NEW YORK — Capital One Financial Corp. is taking its former head of banking, John Kanas, to court.
Kanas, now the chairman and chief executive of BankUnited Inc., agreed not to compete with Capital One in the New York market when he left his former employer, according to disclosures from both companies. BankUnited agreed in June to buy Herald National Bank of New York.
Capital One alleged in a suit filed Thursday in the U.S. District Court for the Eastern District of Virginia that Kanas violated the noncompete agreement with the Herald deal and other action, and asked the court to enforce it.
The bank also sued John Bohlsen, BankUnited's vice chairman and chief lending officer. Bohlsen led Capital One's commercial banking business and the suit said he too is part of a noncompete agreement.

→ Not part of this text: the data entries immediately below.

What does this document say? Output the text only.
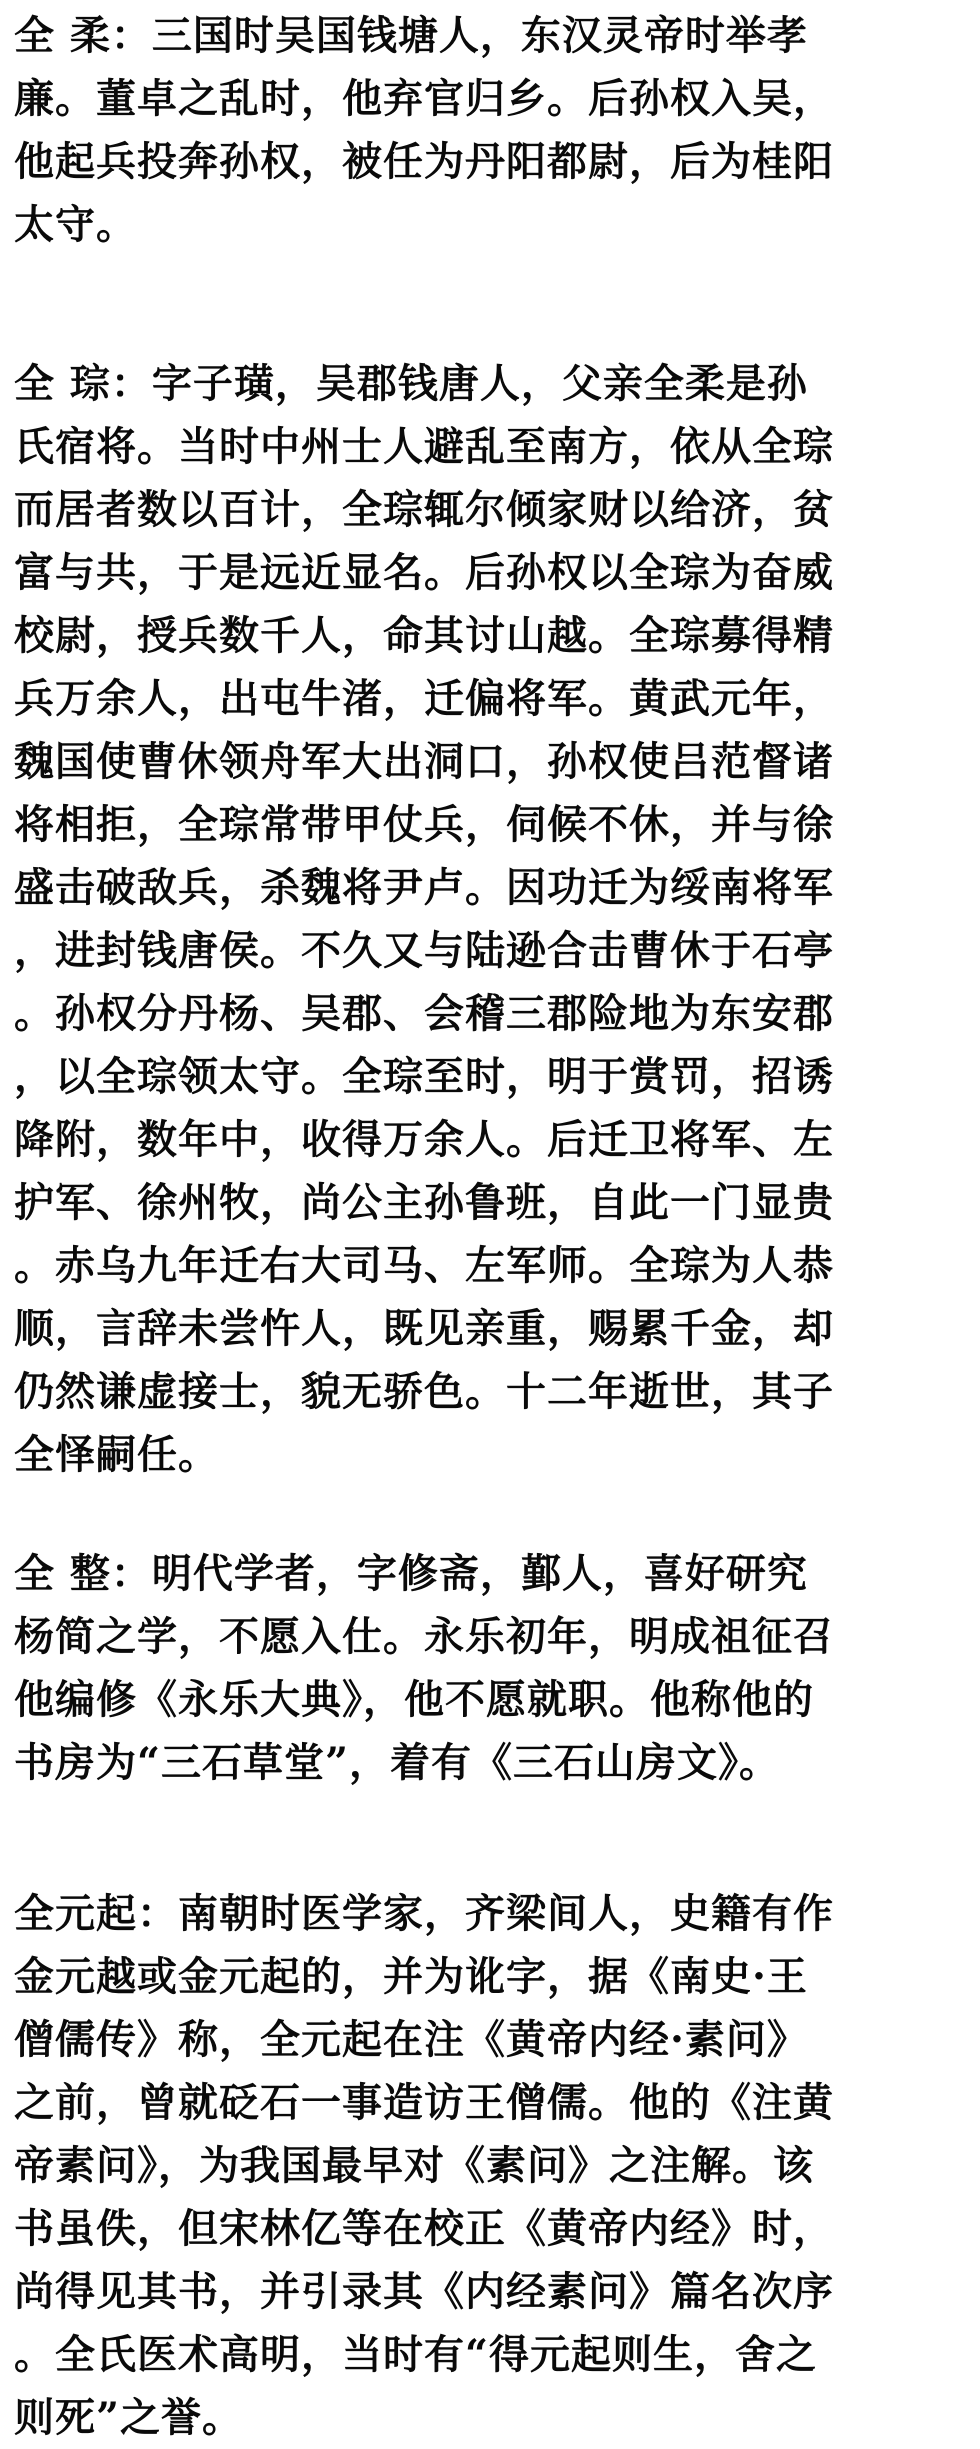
全 柔：三国时吴国钱塘人，东汉灵帝时举孝
廉。董卓之乱时，他弃官归乡。后孙权入吴，
他起兵投奔孙权，被任为丹阳都尉，后为桂阳
太守。
全 琮：字子璜，吴郡钱唐人，父亲全柔是孙
氏宿将。当时中州士人避乱至南方，依从全琮
而居者数以百计，全琮辄尔倾家财以给济，贫
富与共，于是远近显名。后孙权以全琮为奋威
校尉，授兵数千人，命其讨山越。全琮募得精
兵万余人，出屯牛渚，迁偏将军。黄武元年，
魏国使曹休领舟军大出洞口，孙权使吕范督诸
将相拒，全琮常带甲仗兵，伺候不休，并与徐
盛击破敌兵，杀魏将尹卢。因功迁为绥南将军
，进封钱唐侯。不久又与陆逊合击曹休于石亭
。孙权分丹杨、吴郡、会稽三郡险地为东安郡
，以全琮领太守。全琮至时，明于赏罚，招诱
降附，数年中，收得万余人。后迁卫将军、左
护军、徐州牧，尚公主孙鲁班，自此一门显贵
。赤乌九年迁右大司马、左军师。全琮为人恭
顺，言辞未尝忤人，既见亲重，赐累千金，却
仍然谦虚接士，貌无骄色。十二年逝世，其子
全怿嗣任。
全 整：明代学者，字修斋，鄞人，喜好研究
杨简之学，不愿入仕。永乐初年，明成祖征召
他编修《永乐大典》，他不愿就职。他称他的
书房为“三石草堂”，着有《三石山房文》。
全元起：南朝时医学家，齐梁间人，史籍有作
金元越或金元起的，并为讹字，据《南史·王
僧儒传》称，全元起在注《黄帝内经·素问》
之前，曾就砭石一事造访王僧儒。他的《注黄
帝素问》，为我国最早对《素问》之注解。该
书虽佚，但宋林亿等在校正《黄帝内经》时，
尚得见其书，并引录其《内经素问》篇名次序
。全氏医术高明，当时有“得元起则生，舍之
则死”之誉。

A spokeswoman for Capital One said Kanas and Bohlsen "received compensation in exchange for their clear promise not to engage in competitive actions" in New York, Connecticut, and New Jersey until August 2012. "We fully support legitimate competition in the banking industry, but we expect non-compete agreements negotiated in good faith to be honored in full."
Kanas said, "I have always lived by the terms of my agreement with Capital One and intend to continue to do so." Bohlsen couldn't immediately be reached for comment.
Kanas was chairman and chief executive of North Fork Bancorp.; Bohlsen was also an executive at North Fork. Kanas was instrumental in first expanding, and then selling the Melville, N.Y., bank in 2006 to Capital One. He initially stayed with his new employer.
Kanas left in August 2007, and in 2008 started to pursue struggling BankUnited in Florida, which failed in 2009 and was bought from the Federal Deposit Insurance Corp. by a group of private-equity investors led by Kanas.